Already googling the word ‘euromyths’ returns almost 32,000 results, and then we’re obviously not counting the major part of them; the myths and misunderstandings that are being taken as truth as we speak.
How did this happen?
Well, to begin with, a lot is plain ignorance. In most countries, newsmen and -women lack the basic understanding of how the EU functions, in a way that would embarass them had they been similarly ignorant of how their own nations work. I will be the first to agree that the EU’s legislation process is very complicated and difficult to comprehend, but you would at least expect editors to be aware of the difference between the EU Parliament, the European Commission, and the Council of Ministers.
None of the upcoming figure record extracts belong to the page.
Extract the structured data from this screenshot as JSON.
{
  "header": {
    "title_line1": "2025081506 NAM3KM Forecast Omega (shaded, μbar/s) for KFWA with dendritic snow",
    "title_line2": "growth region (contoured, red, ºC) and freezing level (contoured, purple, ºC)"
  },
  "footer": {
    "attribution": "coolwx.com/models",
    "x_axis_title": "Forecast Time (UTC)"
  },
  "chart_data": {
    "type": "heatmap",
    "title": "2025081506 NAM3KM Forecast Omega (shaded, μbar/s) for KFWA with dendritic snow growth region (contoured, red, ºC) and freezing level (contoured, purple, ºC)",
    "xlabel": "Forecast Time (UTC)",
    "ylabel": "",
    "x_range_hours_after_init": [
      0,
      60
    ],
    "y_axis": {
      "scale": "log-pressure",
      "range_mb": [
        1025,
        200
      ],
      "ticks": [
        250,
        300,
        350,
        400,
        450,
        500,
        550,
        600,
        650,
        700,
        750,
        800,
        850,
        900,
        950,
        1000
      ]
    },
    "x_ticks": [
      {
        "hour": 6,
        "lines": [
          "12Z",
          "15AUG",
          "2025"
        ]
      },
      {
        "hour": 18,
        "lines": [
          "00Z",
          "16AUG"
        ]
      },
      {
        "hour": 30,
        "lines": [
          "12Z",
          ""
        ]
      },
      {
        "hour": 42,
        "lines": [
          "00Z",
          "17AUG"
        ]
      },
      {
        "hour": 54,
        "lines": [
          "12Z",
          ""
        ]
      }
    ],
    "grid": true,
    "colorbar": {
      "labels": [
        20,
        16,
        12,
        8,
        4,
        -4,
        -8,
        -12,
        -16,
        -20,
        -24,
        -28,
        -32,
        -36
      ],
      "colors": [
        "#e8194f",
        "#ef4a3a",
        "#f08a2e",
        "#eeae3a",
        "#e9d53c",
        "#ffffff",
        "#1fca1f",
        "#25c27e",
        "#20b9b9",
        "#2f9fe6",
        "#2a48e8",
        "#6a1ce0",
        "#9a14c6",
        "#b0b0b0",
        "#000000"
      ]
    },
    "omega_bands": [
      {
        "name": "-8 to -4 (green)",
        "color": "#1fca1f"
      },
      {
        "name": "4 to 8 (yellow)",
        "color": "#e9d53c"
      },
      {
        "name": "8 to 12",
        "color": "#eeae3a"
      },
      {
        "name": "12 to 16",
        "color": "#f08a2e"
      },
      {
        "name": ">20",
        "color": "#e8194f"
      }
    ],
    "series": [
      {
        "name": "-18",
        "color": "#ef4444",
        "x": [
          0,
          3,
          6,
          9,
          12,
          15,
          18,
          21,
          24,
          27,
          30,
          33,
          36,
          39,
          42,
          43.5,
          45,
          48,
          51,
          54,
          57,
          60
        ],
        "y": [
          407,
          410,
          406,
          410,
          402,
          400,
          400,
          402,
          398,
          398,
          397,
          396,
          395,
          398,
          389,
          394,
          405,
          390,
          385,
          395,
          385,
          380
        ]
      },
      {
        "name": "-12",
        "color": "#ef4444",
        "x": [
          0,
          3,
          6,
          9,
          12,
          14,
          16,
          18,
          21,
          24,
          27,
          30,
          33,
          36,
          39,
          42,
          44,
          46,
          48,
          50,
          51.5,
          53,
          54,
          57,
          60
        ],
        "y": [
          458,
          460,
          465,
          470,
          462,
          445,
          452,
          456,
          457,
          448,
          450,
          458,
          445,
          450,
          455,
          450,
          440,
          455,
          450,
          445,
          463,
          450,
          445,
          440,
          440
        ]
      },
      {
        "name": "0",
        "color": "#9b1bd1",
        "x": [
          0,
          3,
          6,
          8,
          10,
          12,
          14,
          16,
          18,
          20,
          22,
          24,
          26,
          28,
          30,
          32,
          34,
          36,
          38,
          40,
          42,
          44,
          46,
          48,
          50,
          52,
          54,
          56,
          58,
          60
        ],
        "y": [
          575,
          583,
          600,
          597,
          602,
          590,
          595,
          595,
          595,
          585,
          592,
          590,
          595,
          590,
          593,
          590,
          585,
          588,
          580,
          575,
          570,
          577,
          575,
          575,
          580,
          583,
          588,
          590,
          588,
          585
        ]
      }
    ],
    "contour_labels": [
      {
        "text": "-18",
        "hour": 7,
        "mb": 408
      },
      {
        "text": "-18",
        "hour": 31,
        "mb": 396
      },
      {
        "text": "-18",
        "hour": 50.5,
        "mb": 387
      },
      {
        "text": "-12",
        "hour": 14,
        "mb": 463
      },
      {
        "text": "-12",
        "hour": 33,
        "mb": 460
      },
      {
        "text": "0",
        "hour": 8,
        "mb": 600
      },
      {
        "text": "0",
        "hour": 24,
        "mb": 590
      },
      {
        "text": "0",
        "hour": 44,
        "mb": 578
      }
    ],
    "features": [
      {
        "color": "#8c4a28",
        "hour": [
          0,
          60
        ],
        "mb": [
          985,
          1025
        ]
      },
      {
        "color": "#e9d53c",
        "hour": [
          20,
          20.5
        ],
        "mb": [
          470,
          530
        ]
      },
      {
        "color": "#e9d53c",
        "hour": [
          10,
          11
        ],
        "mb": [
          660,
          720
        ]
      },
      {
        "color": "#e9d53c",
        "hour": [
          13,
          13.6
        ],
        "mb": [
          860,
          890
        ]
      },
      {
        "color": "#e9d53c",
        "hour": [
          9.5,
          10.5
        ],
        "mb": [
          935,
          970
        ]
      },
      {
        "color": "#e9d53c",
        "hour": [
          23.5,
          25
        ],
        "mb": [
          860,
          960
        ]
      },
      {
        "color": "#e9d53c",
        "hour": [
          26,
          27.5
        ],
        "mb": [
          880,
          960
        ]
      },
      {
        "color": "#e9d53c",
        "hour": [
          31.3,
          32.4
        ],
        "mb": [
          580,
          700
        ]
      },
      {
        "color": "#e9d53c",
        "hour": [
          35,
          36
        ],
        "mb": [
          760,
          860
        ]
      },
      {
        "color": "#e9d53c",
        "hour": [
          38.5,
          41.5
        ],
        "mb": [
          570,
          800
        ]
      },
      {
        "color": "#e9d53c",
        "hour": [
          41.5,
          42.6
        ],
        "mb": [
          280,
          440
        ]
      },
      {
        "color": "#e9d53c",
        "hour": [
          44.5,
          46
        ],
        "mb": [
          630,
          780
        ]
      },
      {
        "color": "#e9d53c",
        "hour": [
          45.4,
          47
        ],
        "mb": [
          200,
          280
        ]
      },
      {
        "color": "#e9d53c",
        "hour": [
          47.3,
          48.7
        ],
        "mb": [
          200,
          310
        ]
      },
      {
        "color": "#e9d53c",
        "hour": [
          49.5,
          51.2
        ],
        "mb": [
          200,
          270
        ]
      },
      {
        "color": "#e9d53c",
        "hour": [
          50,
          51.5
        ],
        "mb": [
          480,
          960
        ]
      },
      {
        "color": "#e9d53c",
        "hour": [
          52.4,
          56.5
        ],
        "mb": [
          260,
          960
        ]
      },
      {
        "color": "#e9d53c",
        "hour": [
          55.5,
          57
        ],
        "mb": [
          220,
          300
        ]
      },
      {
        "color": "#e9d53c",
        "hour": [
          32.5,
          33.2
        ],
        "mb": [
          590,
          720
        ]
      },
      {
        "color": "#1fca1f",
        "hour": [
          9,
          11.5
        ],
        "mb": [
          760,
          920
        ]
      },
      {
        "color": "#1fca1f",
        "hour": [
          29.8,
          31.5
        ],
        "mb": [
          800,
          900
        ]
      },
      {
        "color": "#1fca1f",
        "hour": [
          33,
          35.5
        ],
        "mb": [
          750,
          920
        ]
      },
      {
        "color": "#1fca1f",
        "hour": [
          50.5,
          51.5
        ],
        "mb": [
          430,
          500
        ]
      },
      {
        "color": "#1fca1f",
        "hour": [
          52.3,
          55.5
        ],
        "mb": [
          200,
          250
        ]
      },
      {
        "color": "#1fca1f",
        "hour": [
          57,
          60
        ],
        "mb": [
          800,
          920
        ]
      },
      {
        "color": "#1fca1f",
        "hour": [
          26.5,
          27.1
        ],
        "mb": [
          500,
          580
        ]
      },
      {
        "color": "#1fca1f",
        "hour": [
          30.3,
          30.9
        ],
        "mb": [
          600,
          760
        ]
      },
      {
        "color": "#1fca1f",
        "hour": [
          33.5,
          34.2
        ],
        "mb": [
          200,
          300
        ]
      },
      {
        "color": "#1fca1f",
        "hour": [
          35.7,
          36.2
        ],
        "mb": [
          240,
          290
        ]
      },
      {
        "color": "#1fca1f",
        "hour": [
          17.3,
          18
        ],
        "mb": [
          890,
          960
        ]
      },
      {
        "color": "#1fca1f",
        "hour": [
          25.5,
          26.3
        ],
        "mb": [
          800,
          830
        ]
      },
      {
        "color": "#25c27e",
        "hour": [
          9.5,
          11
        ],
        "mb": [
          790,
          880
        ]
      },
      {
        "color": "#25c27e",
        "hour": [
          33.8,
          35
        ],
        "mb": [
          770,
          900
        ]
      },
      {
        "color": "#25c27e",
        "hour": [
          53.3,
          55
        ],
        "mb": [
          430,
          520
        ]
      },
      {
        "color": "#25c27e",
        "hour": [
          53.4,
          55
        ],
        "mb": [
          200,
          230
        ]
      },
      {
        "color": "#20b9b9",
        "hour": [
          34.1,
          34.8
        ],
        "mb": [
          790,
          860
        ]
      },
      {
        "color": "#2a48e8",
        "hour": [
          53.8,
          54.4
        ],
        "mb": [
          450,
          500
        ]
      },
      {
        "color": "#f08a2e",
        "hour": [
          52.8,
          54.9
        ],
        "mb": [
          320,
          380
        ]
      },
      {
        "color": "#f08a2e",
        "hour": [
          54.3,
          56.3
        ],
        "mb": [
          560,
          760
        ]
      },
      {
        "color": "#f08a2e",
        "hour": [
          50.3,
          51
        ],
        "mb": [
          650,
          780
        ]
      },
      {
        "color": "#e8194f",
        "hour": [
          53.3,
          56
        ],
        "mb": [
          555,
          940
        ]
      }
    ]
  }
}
Moreover, there are strong EU-skeptic movements in many countries, and be not ignorant, m little children: there are bad boys out there deliberately spreading misinformation. Exaggerating things just a little bit or twisting things only so slightly is a well-known way of bending reality so that it serves your own interests.
However. If you look at the stories gathered on the page I linked to, you’ll notice that many of them do contain a grain of truth. Bananas may not be banned if they are curved, for instance, but it is true that they cannot be too curved in order to qualify for Class 1 standard.
Now, how in the world did we end up wasting our time and money inventing Classes 1 and 2 for bananas, when half of the world is starving and the other half is eating itself to death? That’s a question only the European Commission can answer.
Yes, I do like the banana shelves in my supermarket to look neat and tidy, but I’ll rather have peace, health, safety and prosperity for everyone first, please.
The page I linked to should keep you busy for the 1 May holiday. When you have finished marvelling at the threats against traditional Irish funerals, the erasing of islands, the rewriting of history or Kent becoming part of France, we shall move on to some of the murkier stuff where there is really misinformation going on, so stay tuned.
And no, I do not write this because I necessarily like the European Union or want to convert you all into EU-huggers; I simply can’t stand when fiction is being presented as fact. If we want a proper critical assessment of the EU, which we should in health’s name, then it must be based on facts. Otherwise, we’re just wasting our time and unable to keep the real scandals under control.
In the name of democracy, let’s stick to the truth.